While larger cities have their own issues with aging water and sewer systems, many smaller communities no longer have the financial or technical resources to determine the condition of their systems, let alone come up with workable plans for system upgrades. In every year, many of these systems exhibit failure, creating local crises that may require help from neighbors.
One reason, says Lall, that nobody is addressing the big picture regarding our failing water and sewer systems is that there is no central planning (or advisory panel) for water and sewer investments in the U.S. By contrast, the U.S. Energy Information Administration and Department of Energy, and for that matter, multiple nonprofits and think tanks, focus on the nation’s energy needs and spark often raucous public debate that keeps the energy issue at the forefront.

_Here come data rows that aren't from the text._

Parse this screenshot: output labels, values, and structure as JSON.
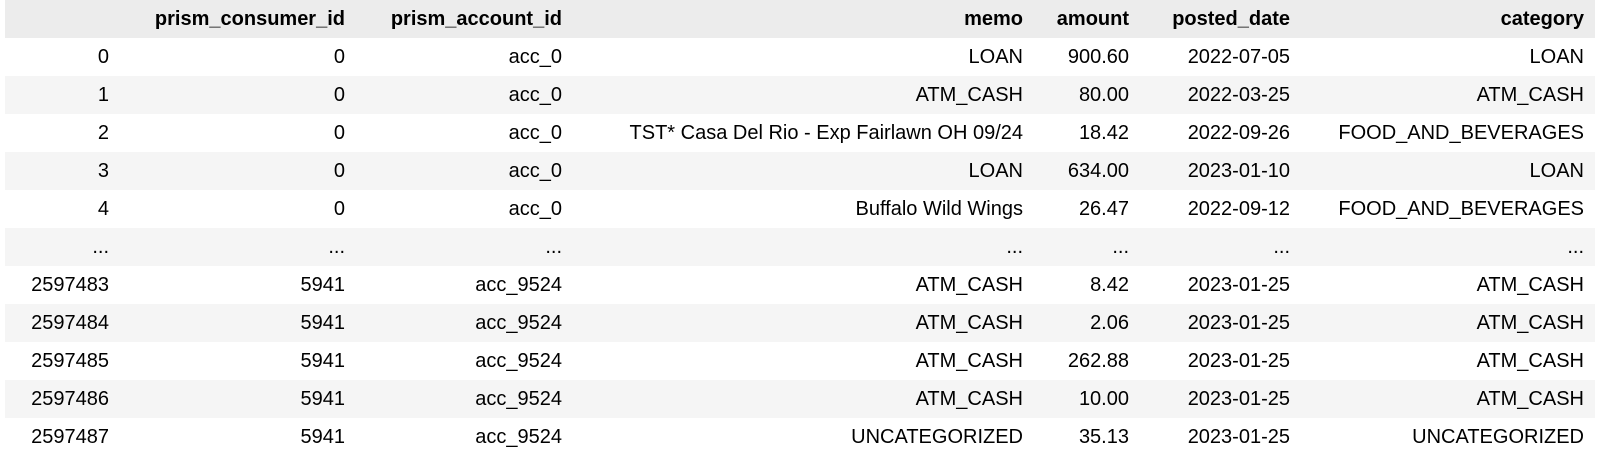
{
  "dataframe": {
    "columns": [
      "",
      "prism_consumer_id",
      "prism_account_id",
      "memo",
      "amount",
      "posted_date",
      "category"
    ],
    "rows": [
      [
        "0",
        "0",
        "acc_0",
        "LOAN",
        "900.60",
        "2022-07-05",
        "LOAN"
      ],
      [
        "1",
        "0",
        "acc_0",
        "ATM_CASH",
        "80.00",
        "2022-03-25",
        "ATM_CASH"
      ],
      [
        "2",
        "0",
        "acc_0",
        "TST* Casa Del Rio - Exp Fairlawn OH 09/24",
        "18.42",
        "2022-09-26",
        "FOOD_AND_BEVERAGES"
      ],
      [
        "3",
        "0",
        "acc_0",
        "LOAN",
        "634.00",
        "2023-01-10",
        "LOAN"
      ],
      [
        "4",
        "0",
        "acc_0",
        "Buffalo Wild Wings",
        "26.47",
        "2022-09-12",
        "FOOD_AND_BEVERAGES"
      ],
      [
        "...",
        "...",
        "...",
        "...",
        "...",
        "...",
        "..."
      ],
      [
        "2597483",
        "5941",
        "acc_9524",
        "ATM_CASH",
        "8.42",
        "2023-01-25",
        "ATM_CASH"
      ],
      [
        "2597484",
        "5941",
        "acc_9524",
        "ATM_CASH",
        "2.06",
        "2023-01-25",
        "ATM_CASH"
      ],
      [
        "2597485",
        "5941",
        "acc_9524",
        "ATM_CASH",
        "262.88",
        "2023-01-25",
        "ATM_CASH"
      ],
      [
        "2597486",
        "5941",
        "acc_9524",
        "ATM_CASH",
        "10.00",
        "2023-01-25",
        "ATM_CASH"
      ],
      [
        "2597487",
        "5941",
        "acc_9524",
        "UNCATEGORIZED",
        "35.13",
        "2023-01-25",
        "UNCATEGORIZED"
      ]
    ]
  }
}
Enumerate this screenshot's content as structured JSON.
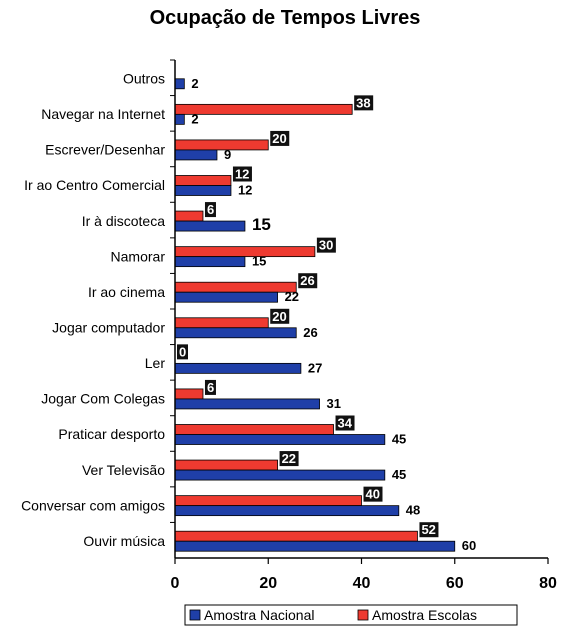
{
  "chart_data": {
    "type": "bar",
    "orientation": "horizontal",
    "title": "Ocupação de Tempos Livres",
    "categories": [
      "Outros",
      "Navegar na Internet",
      "Escrever/Desenhar",
      "Ir ao Centro Comercial",
      "Ir à discoteca",
      "Namorar",
      "Ir ao cinema",
      "Jogar computador",
      "Ler",
      "Jogar Com Colegas",
      "Praticar desporto",
      "Ver Televisão",
      "Conversar com amigos",
      "Ouvir música"
    ],
    "series": [
      {
        "name": "Amostra Nacional",
        "color": "#1f3fa8",
        "values": [
          2,
          2,
          9,
          12,
          15,
          15,
          22,
          26,
          27,
          31,
          45,
          45,
          48,
          60
        ]
      },
      {
        "name": "Amostra Escolas",
        "color": "#ee3a30",
        "values": [
          null,
          38,
          20,
          12,
          6,
          30,
          26,
          20,
          0,
          6,
          34,
          22,
          40,
          52
        ]
      }
    ],
    "xlim": [
      0,
      80
    ],
    "xticks": [
      0,
      20,
      40,
      60,
      80
    ],
    "grid": false,
    "legend_position": "bottom"
  }
}
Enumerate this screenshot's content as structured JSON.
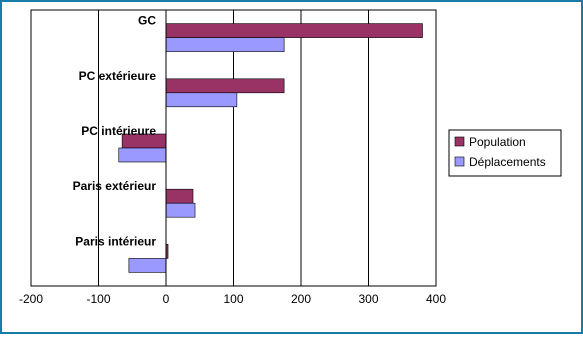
{
  "chart_data": {
    "type": "bar",
    "orientation": "horizontal",
    "categories": [
      "GC",
      "PC extérieure",
      "PC intérieure",
      "Paris extérieur",
      "Paris intérieur"
    ],
    "series": [
      {
        "name": "Population",
        "color": "#993366",
        "values": [
          380,
          175,
          -65,
          40,
          3
        ]
      },
      {
        "name": "Déplacements",
        "color": "#9999ff",
        "values": [
          175,
          105,
          -70,
          43,
          -55
        ]
      }
    ],
    "xlim": [
      -200,
      400
    ],
    "xticks": [
      "-200",
      "-100",
      "0",
      "100",
      "200",
      "300",
      "400"
    ],
    "grid": "vertical",
    "legend_position": "right",
    "frame_color": "#1a7aa8"
  }
}
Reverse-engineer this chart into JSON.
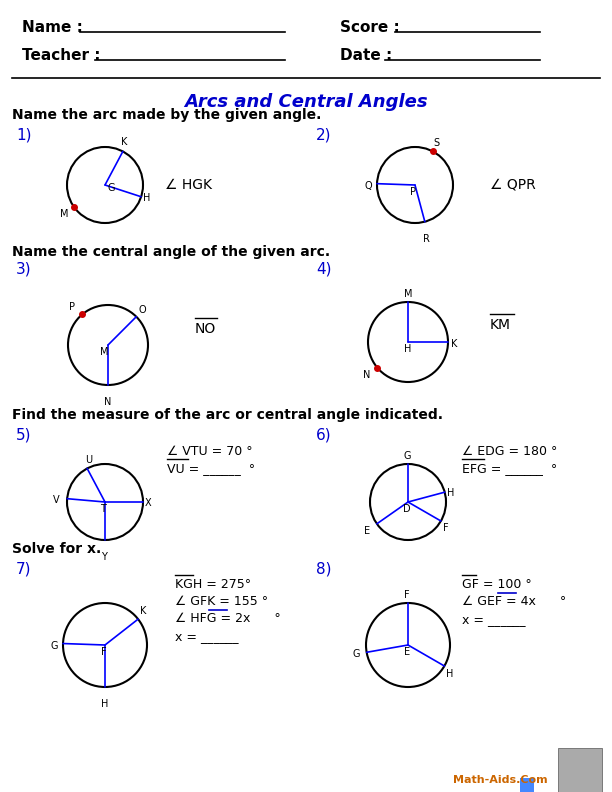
{
  "title": "Arcs and Central Angles",
  "bg_color": "#ffffff",
  "title_color": "#0000cc",
  "number_color": "#0000cc",
  "circle_color": "#000000",
  "line_color": "#0000ff",
  "dot_color": "#cc0000",
  "text_color": "#000000",
  "answer_color": "#0000cc",
  "section1": "Name the arc made by the given angle.",
  "section2": "Name the central angle of the given arc.",
  "section3": "Find the measure of the arc or central angle indicated.",
  "section4": "Solve for x."
}
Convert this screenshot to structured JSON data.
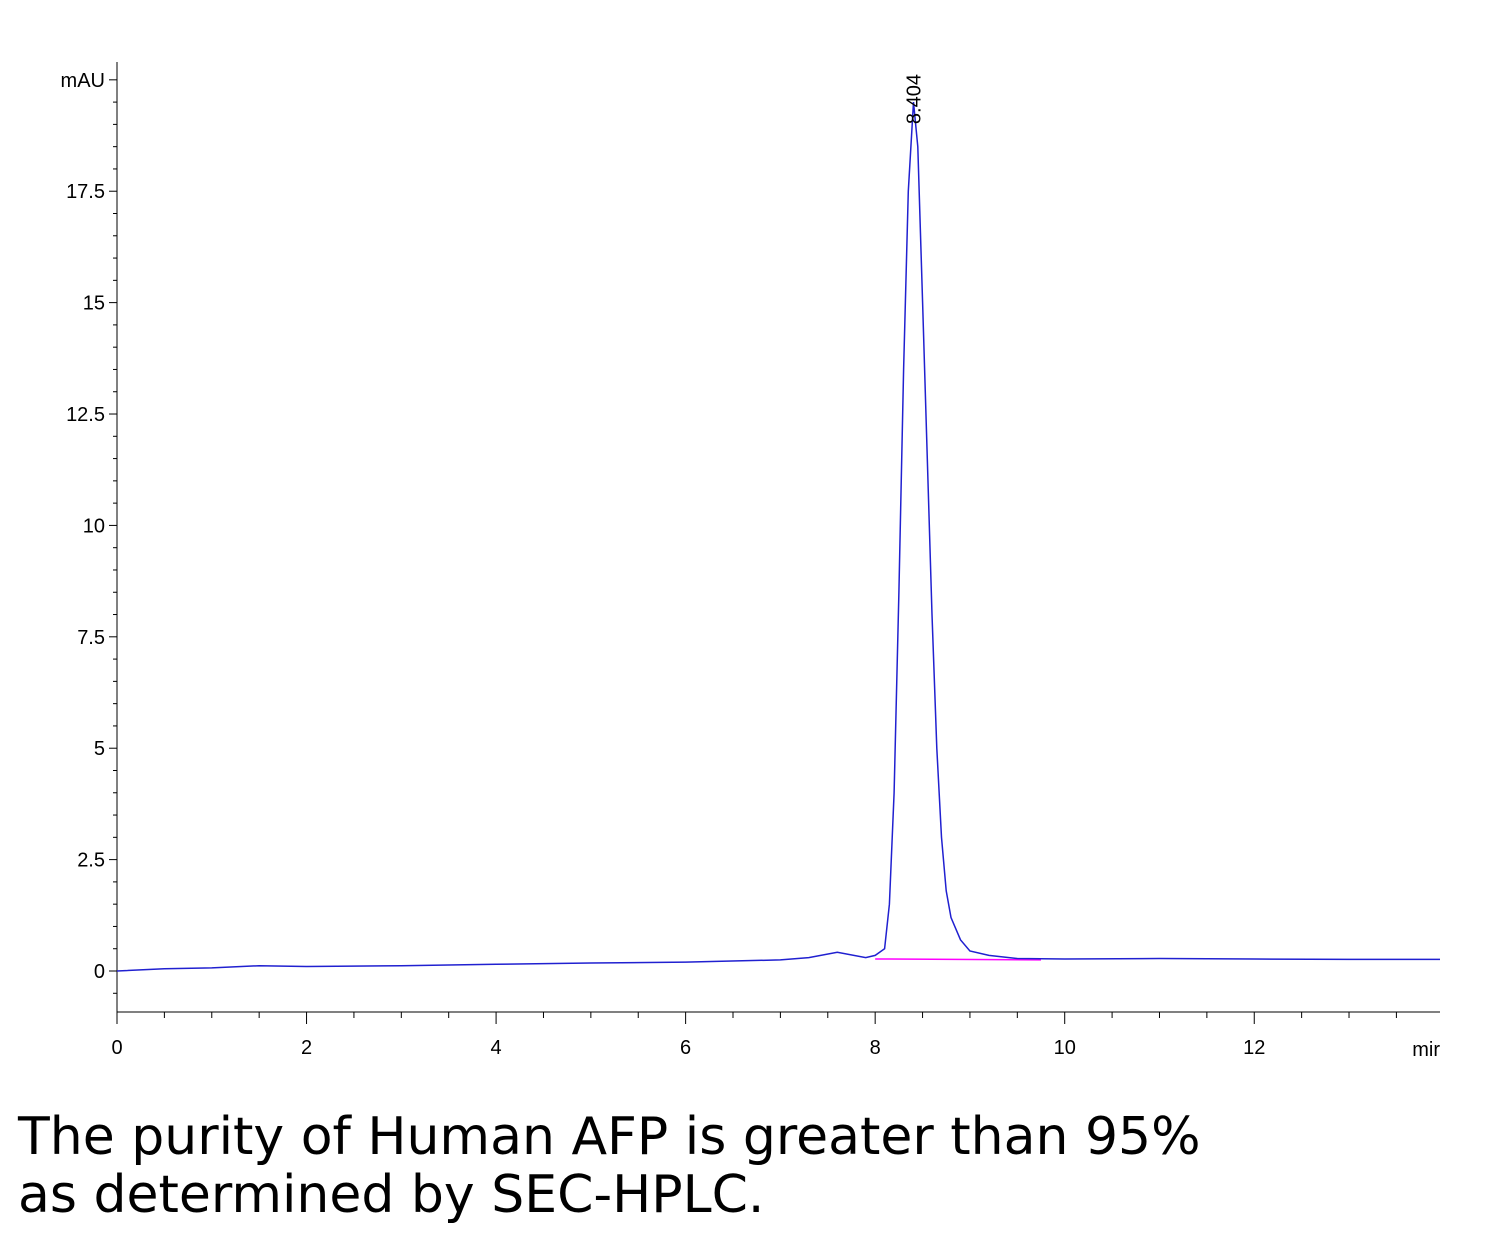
{
  "chart_data": {
    "type": "line",
    "x_unit_label": "mir",
    "xlim": [
      0,
      13.96
    ],
    "ylim": [
      -0.92,
      20.4
    ],
    "xticks": [
      0,
      2,
      4,
      6,
      8,
      10,
      12
    ],
    "xminorticks": [
      0.5,
      1,
      1.5,
      2.5,
      3,
      3.5,
      4.5,
      5,
      5.5,
      6.5,
      7,
      7.5,
      8.5,
      9,
      9.5,
      10.5,
      11,
      11.5,
      12.5,
      13,
      13.5
    ],
    "yticks": [
      0,
      2.5,
      5,
      7.5,
      10,
      12.5,
      15,
      17.5,
      {
        "value": 20,
        "label": "mAU"
      }
    ],
    "yminorticks": [
      -0.5,
      0.5,
      1,
      1.5,
      2,
      3,
      3.5,
      4,
      4.5,
      5.5,
      6,
      6.5,
      7,
      8,
      8.5,
      9,
      9.5,
      10.5,
      11,
      11.5,
      12,
      13,
      13.5,
      14,
      14.5,
      15.5,
      16,
      16.5,
      17,
      18,
      18.5,
      19,
      19.5
    ],
    "series": [
      {
        "color": "#2020d0",
        "x": [
          0,
          0.5,
          1,
          1.5,
          2,
          3,
          4,
          5,
          6,
          7,
          7.3,
          7.6,
          7.9,
          8.0,
          8.1,
          8.15,
          8.2,
          8.25,
          8.3,
          8.35,
          8.404,
          8.45,
          8.5,
          8.55,
          8.6,
          8.65,
          8.7,
          8.75,
          8.8,
          8.9,
          9.0,
          9.2,
          9.5,
          10,
          11,
          12,
          13,
          13.96
        ],
        "values": [
          0,
          0.05,
          0.07,
          0.12,
          0.1,
          0.12,
          0.15,
          0.18,
          0.2,
          0.25,
          0.3,
          0.42,
          0.3,
          0.35,
          0.5,
          1.5,
          4,
          8.5,
          13.5,
          17.5,
          19.5,
          18.5,
          15,
          11.5,
          8,
          5,
          3,
          1.8,
          1.2,
          0.7,
          0.45,
          0.35,
          0.28,
          0.27,
          0.28,
          0.27,
          0.26,
          0.26
        ]
      }
    ],
    "integration_baseline": {
      "x": [
        8.0,
        9.75
      ],
      "values": [
        0.27,
        0.25
      ],
      "color": "#ff00ff"
    },
    "peak_label": {
      "text": "8.404",
      "x": 8.404,
      "y": 19.5
    },
    "caption": [
      "The purity of Human AFP is greater than 95%",
      "as determined by SEC-HPLC."
    ]
  }
}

Instead, we have seven or eight federal agencies with some sort of jurisdiction over water, plus state and local agencies, each of which has its own agenda. The BIL was the first major legislation to address water and wastewater infrastructure since 1980, and it was at best a piecemeal approach. The EPA’s regulatory framework addresses violations of standards but does little to address the infrastructure needs of local water and sewer systems.
All in all, says Lall, the challenge is not just throwing money at individual system failures. It is to create some group that is focused on what should be the 21st century architecture for the U.S. water system. In other words, it is well past time to create a national focus on water quality and to set national and local goals for system upgrades that will last for the next 50 to 60 years.
The U.S. Water Alliance believes that fully funding the needed upgrades to America’s water and wastewater infrastructure will bring benefits that far exceed the costs. Yet even that study, which predicted a $4.5 trillion upside and 800,000 jobs, does not include the associated public health benefits from cleaner drinking water and cleaner rivers and streams that can only result from vastly improved wastewater treatment systems.
But these benefits will only be possible if the U.S. put the same level of effort into fixing its water and wastewater systems that politicians have put into climate change.